On the other hand,  there have been some leaders and their teams who have decided that this shelter-in-place environment is their norm, and it most probably will be the norm for a good long while. But they didn’t just accept this reality; they took this reality as a challenge. A challenge that they believe they are called to figure it out. They have decided  to  just jump in, have fun, and let the work of trying something new teach them their answers.  A few examples are of things theses types of teams have experimented with are:

  • Holding highly interactive team events online with everyone setting in a room together 6 feet apart
  • Bringing in socially distanced ice cream truck each week in their parking lot
  • Walking around as a masked team and applauding employees being essential
  • Asking everyone to master a new skill by year-end and share their goal with a co-worker and
  • One group asked everyone in the organization to read this poem:   

The Station, by Robert Hastings – a reminder that the joy of life is the journey and not the destination.

Tucked away in our subconscious minds is an idyllic vision.
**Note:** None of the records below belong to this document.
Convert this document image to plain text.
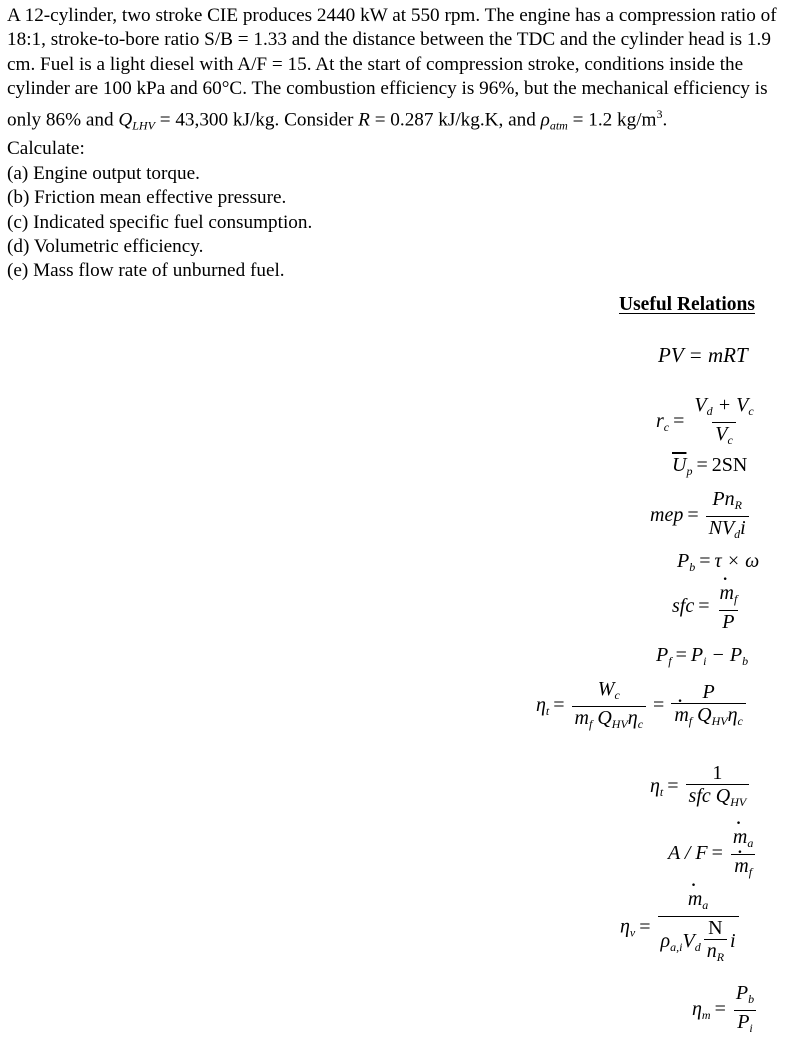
A 12-cylinder, two stroke CIE produces 2440 kW at 550 rpm. The engine has a compression ratio of 18:1, stroke-to-bore ratio S/B = 1.33 and the distance between the TDC and the cylinder head is 1.9 cm. Fuel is a light diesel with A/F = 15. At the start of compression stroke, conditions inside the cylinder are 100 kPa and 60°C. The combustion efficiency is 96%, but the mechanical efficiency is only 86% and $Q_{LHV} = 43,300$ kJ/kg. Consider R = 0.287 kJ/kg.K, and $\rho_{atm} = 1.2$ $kg/m^3$.

Calculate:

(a) Engine output torque.
(b) Friction mean effective pressure.
(c) Indicated specific fuel consumption.
(d) Volumetric efficiency.
(e) Mass flow rate of unburned fuel.
Useful Relations
PV = mRT
$r_c = \frac{V_d + V_c}{V_c}$
$\overline{U}_p = 2SN$
mep = $\frac{Pn_R}{NV_di}$
$P_b = \tau \times \omega$
sfc = · $\frac{m_f}{P}$
$P_f = P_i - P_b$
$\eta_t = \frac{W_c}{m_f Q_{HV}\eta_c} = P$
· $m_f$ $Q_{HV}\eta_c$
$\eta_t = \frac{1}{sfc Q_{HV}}$
A / F = · $m_a$
· $m_f$
$\eta_v$ = · $\frac{m_a}{\rho_{a,i}V_d \frac{N}{n_R} i}$
$\eta_m = \frac{P_b}{P_i}$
We see ourselves on a long, long trip that almost spans the continent. We’re traveling by passenger train, and out the windows, we drink in the passing scene of cars on nearby highways, of children waving at a crossing, of cattle grazing on a distant hillside, of smoke pouring from a power plant, of row upon row of corn and wheat, of flatlands and valleys, of mountains and rolling hills, of biting winter and blazing summer and cavorting spring and docile fall.

But uppermost in our minds is the final destination. On a certain day at a certain hour we will pull into the station. There will be bands playing and flags waving. And once we get there, so many wonderful dreams will come true. So many wishes will be fulfilled, and so many pieces of our lives will finally be neatly fitted together like a completed jigsaw puzzle. How restlessly we pace the aisles, damning the minutes for loitering … waiting, waiting, waiting, for the station.

However, sooner or later, we must realize there is no one station, no one place to arrive at once and for all. The true joy of life is the trip. The station is only a dream. It constantly outdistances us.

“When we reach the station that will be it!” we cry. Translated, it means, “When I’m 18, that will be it! When I buy a new 450 SL Mercedes Benz, that will be it! When I put the last kid through college, that will be it! When I have paid off the mortgage, that will be it! When I win a promotion, that will be it! When I reach the age of retirement, that will be it!( When Covid 19 is cured)  I shall live happily ever after!”

Unfortunately, once we get it, then it disappears. The station somehow hides itself at the end of an endless track.

“Relish the moment” is a good motto, especially when coupled with Psalm 118:24: “This is the day which the Lord hath made; we will rejoice and be glad in it.” It isn’t the burdens of today that drive men mad. Rather, it is regret over yesterday or fear of tomorrow. Regret and fear are twin thieves who would rob us of today.

So, stop pacing the aisles and counting the miles. Instead, climb more mountains, eat more ice cream, go barefoot oftener, swim more rivers, watch more sunsets, laugh more, and cry less. Life must be lived as we go along. The station will come soon enough.

Journal Entry: What decision do you need to make about how you look at this current situation?  What will you do to make the most of this one station journey in your leadership and life?